Chris Rock returns to the director's chair for I Think I Love My Wife, this weekend's actual romantic effort. A remake of the 1972 French film Love in the Afternoon, it sees Rock as a domesticated married man who finds himself tested and tempted by a friend's old lover. Considering his wife in the film is played by Gina Torres, he's potentially risking his life by cheating on her, but I digress.
Fans of his standup career can definitely see his influence in this film, with a several bits recycled from his act. That's both a blessing and a curse, as it's really nothing new for those fans. It appears that Rock is trying to emulate the middle career of Steve Martin, a la the Parenthood/Father of the Bride era. He doesn't have quite the pull to be able to match that, but this might be a first step. Unfortunately, this one also appears to be a bit of a dog, though Rock's fame might bring people in for one weekend. Launching at just under 1,800 venues, it should see about $10 million on the weekend.
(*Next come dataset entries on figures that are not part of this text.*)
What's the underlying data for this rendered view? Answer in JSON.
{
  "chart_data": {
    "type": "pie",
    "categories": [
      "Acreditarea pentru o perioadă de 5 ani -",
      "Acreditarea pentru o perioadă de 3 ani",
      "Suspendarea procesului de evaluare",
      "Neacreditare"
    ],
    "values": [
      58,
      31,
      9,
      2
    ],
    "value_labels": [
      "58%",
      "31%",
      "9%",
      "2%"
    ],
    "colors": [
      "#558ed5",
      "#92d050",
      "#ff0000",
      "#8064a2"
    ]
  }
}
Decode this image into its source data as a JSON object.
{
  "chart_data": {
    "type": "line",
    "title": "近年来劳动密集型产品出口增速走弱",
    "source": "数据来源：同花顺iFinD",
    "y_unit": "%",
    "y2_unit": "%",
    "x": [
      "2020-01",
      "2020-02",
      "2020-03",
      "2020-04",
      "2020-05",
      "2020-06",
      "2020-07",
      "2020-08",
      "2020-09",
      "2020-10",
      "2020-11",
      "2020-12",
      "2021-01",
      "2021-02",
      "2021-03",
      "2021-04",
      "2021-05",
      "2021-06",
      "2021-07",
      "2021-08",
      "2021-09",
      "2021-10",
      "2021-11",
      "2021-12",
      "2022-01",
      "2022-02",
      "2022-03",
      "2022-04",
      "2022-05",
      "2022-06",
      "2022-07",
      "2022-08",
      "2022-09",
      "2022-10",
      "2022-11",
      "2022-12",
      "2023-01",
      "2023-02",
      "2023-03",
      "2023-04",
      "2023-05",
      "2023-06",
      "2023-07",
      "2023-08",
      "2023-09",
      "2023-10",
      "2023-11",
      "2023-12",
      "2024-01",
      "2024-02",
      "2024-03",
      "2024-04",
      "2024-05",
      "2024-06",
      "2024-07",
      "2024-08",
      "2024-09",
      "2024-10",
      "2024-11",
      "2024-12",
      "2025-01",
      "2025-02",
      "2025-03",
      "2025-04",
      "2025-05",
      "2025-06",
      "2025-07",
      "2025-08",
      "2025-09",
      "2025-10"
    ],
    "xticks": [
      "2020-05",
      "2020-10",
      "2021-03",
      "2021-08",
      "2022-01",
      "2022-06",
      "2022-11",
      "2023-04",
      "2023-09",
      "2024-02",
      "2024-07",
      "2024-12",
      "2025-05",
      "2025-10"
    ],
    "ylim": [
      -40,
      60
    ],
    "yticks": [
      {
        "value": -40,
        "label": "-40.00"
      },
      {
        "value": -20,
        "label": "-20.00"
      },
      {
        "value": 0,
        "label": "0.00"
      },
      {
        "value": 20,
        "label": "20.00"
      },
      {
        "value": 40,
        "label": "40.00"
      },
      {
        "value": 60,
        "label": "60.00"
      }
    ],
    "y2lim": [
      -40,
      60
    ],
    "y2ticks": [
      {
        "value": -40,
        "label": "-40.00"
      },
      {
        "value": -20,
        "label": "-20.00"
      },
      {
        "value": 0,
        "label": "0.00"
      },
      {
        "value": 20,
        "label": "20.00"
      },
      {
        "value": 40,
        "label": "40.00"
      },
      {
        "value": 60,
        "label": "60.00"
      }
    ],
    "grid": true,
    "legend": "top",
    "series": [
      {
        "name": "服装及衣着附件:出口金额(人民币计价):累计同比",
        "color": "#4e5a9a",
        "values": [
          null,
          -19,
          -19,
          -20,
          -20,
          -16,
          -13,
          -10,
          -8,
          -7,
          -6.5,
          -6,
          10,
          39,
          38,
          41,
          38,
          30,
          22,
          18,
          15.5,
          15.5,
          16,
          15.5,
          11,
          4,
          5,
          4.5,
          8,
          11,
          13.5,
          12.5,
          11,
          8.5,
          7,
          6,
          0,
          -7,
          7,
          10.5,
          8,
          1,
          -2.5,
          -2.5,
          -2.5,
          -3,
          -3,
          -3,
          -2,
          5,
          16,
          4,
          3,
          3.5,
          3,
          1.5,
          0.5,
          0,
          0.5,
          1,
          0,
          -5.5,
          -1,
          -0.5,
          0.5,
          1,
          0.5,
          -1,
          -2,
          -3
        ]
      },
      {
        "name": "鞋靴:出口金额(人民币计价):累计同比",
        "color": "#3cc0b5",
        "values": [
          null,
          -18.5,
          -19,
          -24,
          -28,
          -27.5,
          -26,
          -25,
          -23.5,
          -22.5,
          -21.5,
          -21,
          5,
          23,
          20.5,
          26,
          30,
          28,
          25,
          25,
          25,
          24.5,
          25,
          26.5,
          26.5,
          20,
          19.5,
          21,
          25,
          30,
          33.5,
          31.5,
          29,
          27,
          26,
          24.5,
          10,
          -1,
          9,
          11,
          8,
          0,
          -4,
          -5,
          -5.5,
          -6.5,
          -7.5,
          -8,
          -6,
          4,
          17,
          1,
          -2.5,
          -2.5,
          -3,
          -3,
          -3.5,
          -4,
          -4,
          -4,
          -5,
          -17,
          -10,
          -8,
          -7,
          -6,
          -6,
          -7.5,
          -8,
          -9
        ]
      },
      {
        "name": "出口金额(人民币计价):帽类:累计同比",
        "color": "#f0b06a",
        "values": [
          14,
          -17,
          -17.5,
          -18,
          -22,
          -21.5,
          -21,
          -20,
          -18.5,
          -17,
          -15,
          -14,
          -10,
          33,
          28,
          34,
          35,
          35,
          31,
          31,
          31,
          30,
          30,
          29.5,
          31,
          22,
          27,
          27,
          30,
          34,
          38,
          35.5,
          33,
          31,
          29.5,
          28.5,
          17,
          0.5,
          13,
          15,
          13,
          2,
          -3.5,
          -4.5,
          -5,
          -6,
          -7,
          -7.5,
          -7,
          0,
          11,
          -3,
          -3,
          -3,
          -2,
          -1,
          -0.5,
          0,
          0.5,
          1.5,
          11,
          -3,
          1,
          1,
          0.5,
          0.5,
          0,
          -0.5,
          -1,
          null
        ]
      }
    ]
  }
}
Lastly we have Dead Silence, which doubles as both the horror entry of the weekend as well as the "are they kidding us?" film of the weekend. From the director of Saw, Dead Silence is your typical "cursed town" story, although this one features as its scare... ventriloquism dummies. So they got that goin' for them.
OK, so you might be saying to yourself, "but I'm terrified of clowns and dolls and inanimate things that look like humans! And what about Chucky?" And I say, pull yourselves together! Besides, the Child's Play movies sucked, except for the Ronnie Yu ones (and even then). Honestly, this looks like one of the more embarrassing horror movies to come down the pike in quite some time, and if it weren't for the Saw connection, would likely be a STDVD release. Then again, any old horror flick seems to make money these days. Seeing a fairly tiny release at about 1,800 venues, Dead Silence should come in with about $6 million.
These feeble releases are no match for the second weekend of 300, even if I don't expect legs for it. The adaptation of Frank Miller's comic book was a runaway smash success, opening to $70 million, a March record. Filled with stylized battles, gore and violence, it was in some ways a very surprising hit, with no recognizable stars, but it capitalized on its unique style. The audience for this film pretty much defines fanboy, and while that occasionally can lead to legs (see: Spider-Man), I don't see that happening here. There's very little crossover potential beyond the early adopters for the film. Look for a substantial dropoff this weekend to about $38 million.
Wild Hogs surprised many by staying strong in its second weekend with $27 million. It's since moved over $80 million total, and should pass the $100 million milestone in this its third weekend. The lowbrow comedy has done very well in capturing the middle-aged market, and should see another $16 million this weekend.
No other returning films will earn over $5 million this weekend, though Bridge to Terabitha remains a strong family film performer and Ghost Rider is to date still 2007's top earner (not for long, though). Last weekend's single massive opener has left us with a rather top-heavy slate of films at the box office for the next little while.